The argument that Europe just doesn’t understand Hungary’s situation, however, doesn’t stand up to analysis. Already, Hungary shows all the elements of a society and a political system drifting towards authoritarianism. As observers like Roland Mischke have written in Le Monde diplomatique, the EU is perceived as a hostile foreign power putting pressure on the country from the outside; minorities and the political opposition along with intellectuals and artists are seen as enemies on the inside, while nationalist traditions and sentiments are fanned back to life. In addition, the media has been brought into line by a law enabling censorship by regulators like the NMHH, led by Orbán-intimate Annamária Szalai until her death in April.

To quote Mark Twain, history doesn’t repeat itself – but sometimes, it does rhyme.

As of November 2011, homelessness has been illegal in Hungary. Fines up to €500 await anyone who can’t afford a flat and is forced to live on the streets or in tent-settlements in the forest. Roma and Sinti, often living in slums in the countryside, are being forced into public work programmes. If they refuse, social benefits are revoked for up to two years.

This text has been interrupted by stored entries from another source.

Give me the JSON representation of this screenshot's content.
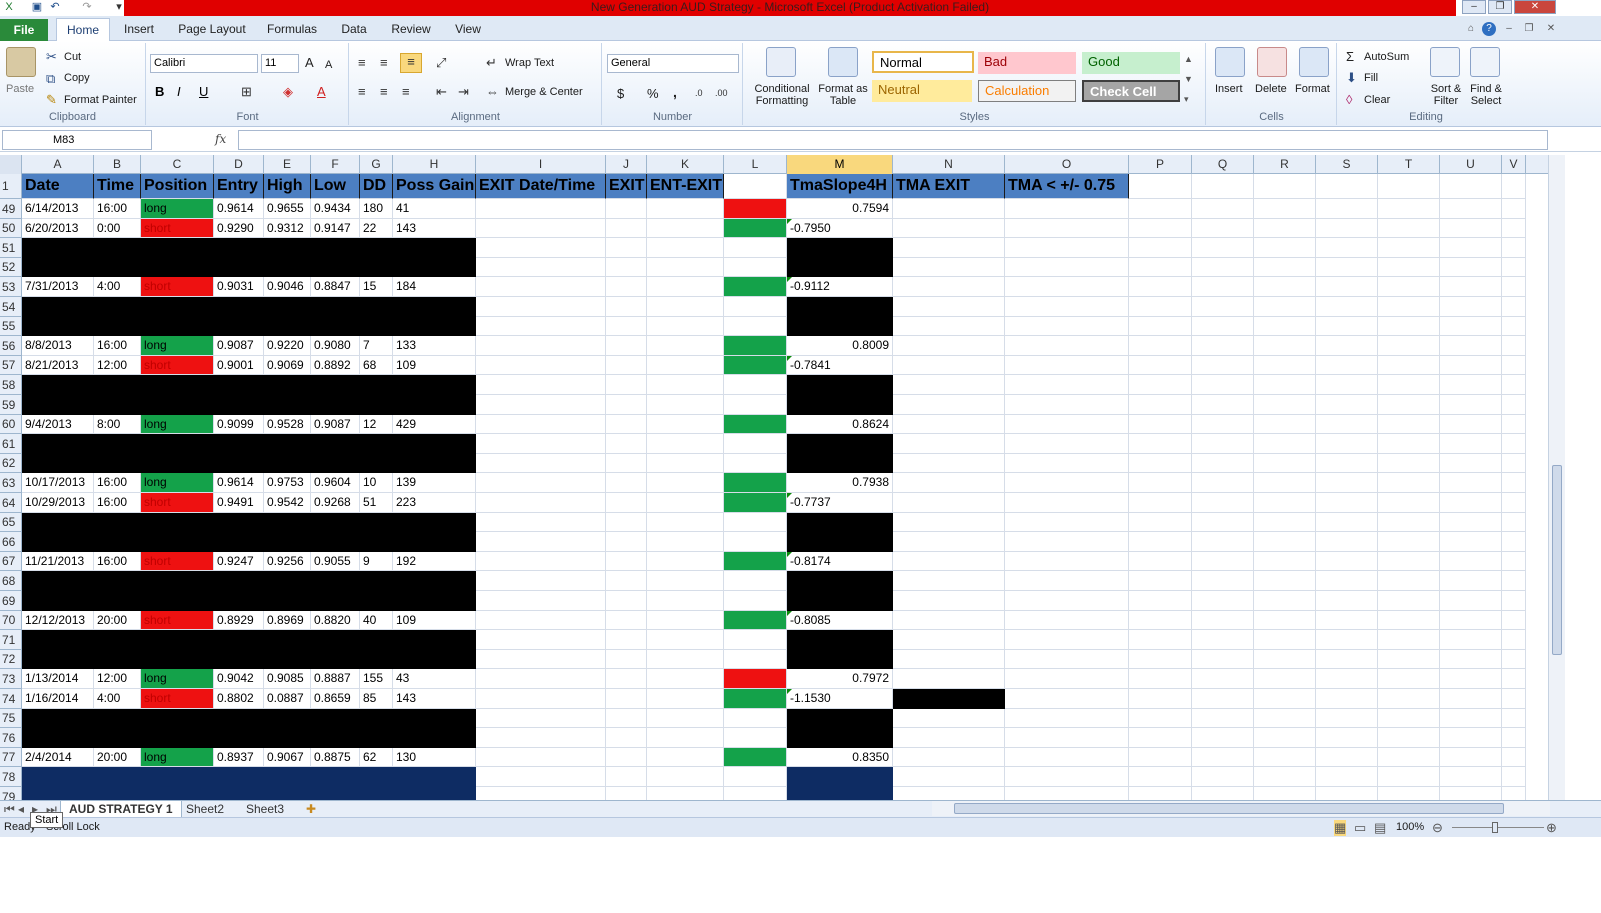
{
  "window": {
    "title": "New Generation AUD Strategy  -  Microsoft Excel (Product Activation Failed)"
  },
  "tabs": [
    "File",
    "Home",
    "Insert",
    "Page Layout",
    "Formulas",
    "Data",
    "Review",
    "View"
  ],
  "clipboard": {
    "paste": "Paste",
    "cut": "Cut",
    "copy": "Copy",
    "format_painter": "Format Painter",
    "label": "Clipboard"
  },
  "font": {
    "name": "Calibri",
    "size": "11",
    "label": "Font"
  },
  "alignment": {
    "wrap": "Wrap Text",
    "merge": "Merge & Center",
    "label": "Alignment"
  },
  "number": {
    "format": "General",
    "dollar": "$",
    "percent": "%",
    "comma": ",",
    "label": "Number"
  },
  "styles": {
    "conditional": "Conditional Formatting",
    "format_table": "Format as Table",
    "normal": "Normal",
    "bad": "Bad",
    "good": "Good",
    "neutral": "Neutral",
    "calculation": "Calculation",
    "check_cell": "Check Cell",
    "label": "Styles"
  },
  "cells": {
    "insert": "Insert",
    "delete": "Delete",
    "format": "Format",
    "label": "Cells"
  },
  "editing": {
    "autosum": "AutoSum",
    "fill": "Fill",
    "clear": "Clear",
    "sort": "Sort & Filter",
    "find": "Find & Select",
    "label": "Editing"
  },
  "formula_bar": {
    "name_box": "M83",
    "fx": "fx",
    "content": ""
  },
  "columns": [
    "A",
    "B",
    "C",
    "D",
    "E",
    "F",
    "G",
    "H",
    "I",
    "J",
    "K",
    "L",
    "M",
    "N",
    "O",
    "P",
    "Q",
    "R",
    "S",
    "T",
    "U",
    "V"
  ],
  "header_row": {
    "num": "1",
    "cells": [
      "Date",
      "Time",
      "Position",
      "Entry",
      "High",
      "Low",
      "DD",
      "Poss Gain",
      "EXIT Date/Time",
      "EXIT",
      "ENT-EXIT",
      "",
      "TmaSlope4H",
      "TMA EXIT",
      "TMA < +/- 0.75"
    ]
  },
  "rows": [
    {
      "num": "49",
      "type": "data",
      "date": "6/14/2013",
      "time": "16:00",
      "pos": "long",
      "entry": "0.9614",
      "high": "0.9655",
      "low": "0.9434",
      "dd": "180",
      "gain": "41",
      "l": "red",
      "m": "0.7594",
      "neg": false
    },
    {
      "num": "50",
      "type": "data",
      "date": "6/20/2013",
      "time": "0:00",
      "pos": "short",
      "entry": "0.9290",
      "high": "0.9312",
      "low": "0.9147",
      "dd": "22",
      "gain": "143",
      "l": "green",
      "m": "-0.7950",
      "neg": true
    },
    {
      "num": "51",
      "type": "black"
    },
    {
      "num": "52",
      "type": "black"
    },
    {
      "num": "53",
      "type": "data",
      "date": "7/31/2013",
      "time": "4:00",
      "pos": "short",
      "entry": "0.9031",
      "high": "0.9046",
      "low": "0.8847",
      "dd": "15",
      "gain": "184",
      "l": "green",
      "m": "-0.9112",
      "neg": true
    },
    {
      "num": "54",
      "type": "black"
    },
    {
      "num": "55",
      "type": "black"
    },
    {
      "num": "56",
      "type": "data",
      "date": "8/8/2013",
      "time": "16:00",
      "pos": "long",
      "entry": "0.9087",
      "high": "0.9220",
      "low": "0.9080",
      "dd": "7",
      "gain": "133",
      "l": "green",
      "m": "0.8009",
      "neg": false
    },
    {
      "num": "57",
      "type": "data",
      "date": "8/21/2013",
      "time": "12:00",
      "pos": "short",
      "entry": "0.9001",
      "high": "0.9069",
      "low": "0.8892",
      "dd": "68",
      "gain": "109",
      "l": "green",
      "m": "-0.7841",
      "neg": true
    },
    {
      "num": "58",
      "type": "black"
    },
    {
      "num": "59",
      "type": "black"
    },
    {
      "num": "60",
      "type": "data",
      "date": "9/4/2013",
      "time": "8:00",
      "pos": "long",
      "entry": "0.9099",
      "high": "0.9528",
      "low": "0.9087",
      "dd": "12",
      "gain": "429",
      "l": "green",
      "m": "0.8624",
      "neg": false
    },
    {
      "num": "61",
      "type": "black"
    },
    {
      "num": "62",
      "type": "black"
    },
    {
      "num": "63",
      "type": "data",
      "date": "10/17/2013",
      "time": "16:00",
      "pos": "long",
      "entry": "0.9614",
      "high": "0.9753",
      "low": "0.9604",
      "dd": "10",
      "gain": "139",
      "l": "green",
      "m": "0.7938",
      "neg": false
    },
    {
      "num": "64",
      "type": "data",
      "date": "10/29/2013",
      "time": "16:00",
      "pos": "short",
      "entry": "0.9491",
      "high": "0.9542",
      "low": "0.9268",
      "dd": "51",
      "gain": "223",
      "l": "green",
      "m": "-0.7737",
      "neg": true
    },
    {
      "num": "65",
      "type": "black"
    },
    {
      "num": "66",
      "type": "black"
    },
    {
      "num": "67",
      "type": "data",
      "date": "11/21/2013",
      "time": "16:00",
      "pos": "short",
      "entry": "0.9247",
      "high": "0.9256",
      "low": "0.9055",
      "dd": "9",
      "gain": "192",
      "l": "green",
      "m": "-0.8174",
      "neg": true
    },
    {
      "num": "68",
      "type": "black"
    },
    {
      "num": "69",
      "type": "black"
    },
    {
      "num": "70",
      "type": "data",
      "date": "12/12/2013",
      "time": "20:00",
      "pos": "short",
      "entry": "0.8929",
      "high": "0.8969",
      "low": "0.8820",
      "dd": "40",
      "gain": "109",
      "l": "green",
      "m": "-0.8085",
      "neg": true
    },
    {
      "num": "71",
      "type": "black"
    },
    {
      "num": "72",
      "type": "black"
    },
    {
      "num": "73",
      "type": "data",
      "date": "1/13/2014",
      "time": "12:00",
      "pos": "long",
      "entry": "0.9042",
      "high": "0.9085",
      "low": "0.8887",
      "dd": "155",
      "gain": "43",
      "l": "red",
      "m": "0.7972",
      "neg": false
    },
    {
      "num": "74",
      "type": "data",
      "date": "1/16/2014",
      "time": "4:00",
      "pos": "short",
      "entry": "0.8802",
      "high": "0.0887",
      "low": "0.8659",
      "dd": "85",
      "gain": "143",
      "l": "green",
      "m": "-1.1530",
      "neg": true,
      "n_black": true
    },
    {
      "num": "75",
      "type": "black"
    },
    {
      "num": "76",
      "type": "black"
    },
    {
      "num": "77",
      "type": "data",
      "date": "2/4/2014",
      "time": "20:00",
      "pos": "long",
      "entry": "0.8937",
      "high": "0.9067",
      "low": "0.8875",
      "dd": "62",
      "gain": "130",
      "l": "green",
      "m": "0.8350",
      "neg": false
    },
    {
      "num": "78",
      "type": "navy"
    },
    {
      "num": "79",
      "type": "navy"
    }
  ],
  "sheets": [
    "AUD STRATEGY 1",
    "Sheet2",
    "Sheet3"
  ],
  "status": {
    "ready": "Ready",
    "scroll_lock": "Scroll Lock",
    "tooltip": "Start",
    "zoom": "100%"
  },
  "colors": {
    "header_blue": "#4c7fc2",
    "green": "#14a24a",
    "red": "#ee1111",
    "navy": "#0e2c63"
  }
}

Orbán is evidently trying a double-strategy: While condemning xenophobia and declaring to the outside world that "anti-Semitism has no place in Hungary", he is trying to appease the growing far-right by making concessions.

But how will things turn out in Hungary’s struggle with Europe’s values? Victor Orbáns’ plan of cosying up to anti-Semitic and ultra-nationalist Jobbik on the one hand and working to create jobs on the other [See "Central Europe’s Nationalist Paradox" by Martin Ehl, TVR, April 2013], is not likely to succeed in the long run, says Otmar Lahodynsky, European editor of the Austrian weekly profil, who chaired the discussion at the event. He expects Orbán’s Fidesz to lose its absolute majority at the 2014 elections. But if the opposition Socialists and others do not succeed and Fidesz manages to stay in power and hold to its political course, Hungarian diplomats like Peter Györkos will have their hands full satisfying EU demands.

At the end of the day, says renowned journalist Paul Lendvai, a scenario of Hungary leaving the EU is at least possible.

At the debate on 7 May, the "we do it our way" course that Hungary is currently on was acclaimed both by conservatives and right-wing sympathisers, who see Orbán as a figurehead for the fight against restrictive EU policies and centralisation of power in Brussels.

EU-ambassador Györkos agrees: "Hungary is indeed successfully handling the crises. How is it that nobody notices?"